26. All of the CSS work cited above falls into the general category of cognitive psychology or cognitive development. Much of the work in those broader domains can be easily construed as having relevance for the cognitive psychology of science. For example, several laboratories are investigating the effects of diagrams and graphs on scientific thinking (e.g., Cheng & Simon, 1992; Fallside & Just, in press; Hegarty & Just, 1993; Shah & Carpenter, 1995; Tabachneck & Simon, 1992; Qin & Simon, 1992). Such work directly addresses a concern voiced in Bookstein's (1993) review that CMS inadequately treats the way that people process quantitative data.

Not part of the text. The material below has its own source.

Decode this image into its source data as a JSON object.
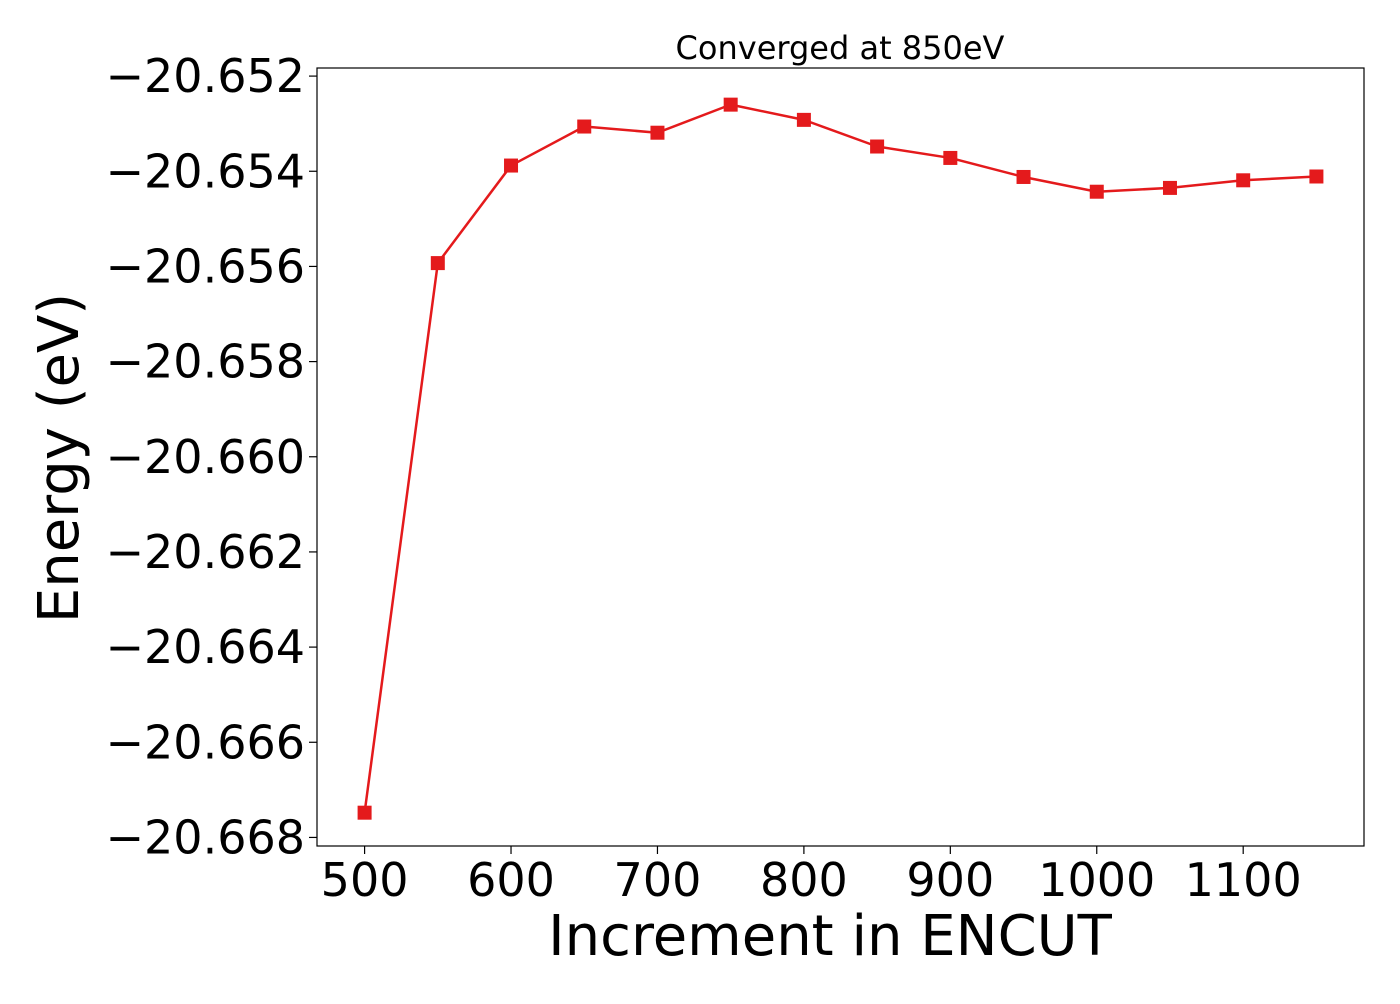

27.There is indeed a vigorous field that is formulating models of the cognitive science of science, but CMS provides only a few glimpses of what it is, and a few hints about its potential value to the Philosopher of Science. Consequently, the field will have to look well beyond CMS to find it. Taken as a whole, the work cited in this review represents a powerful research program that has already revealed some of the basic structure of the processes of scientific discovery and will continue to reveal more. In contrast to an earlier reviewer's conclusion (Hardcastle, 1994) that Gertrude Stein's "There is no 'there', there" characterizes CMS, I would end on a more optimistic note: There IS a 'there', but it's over here.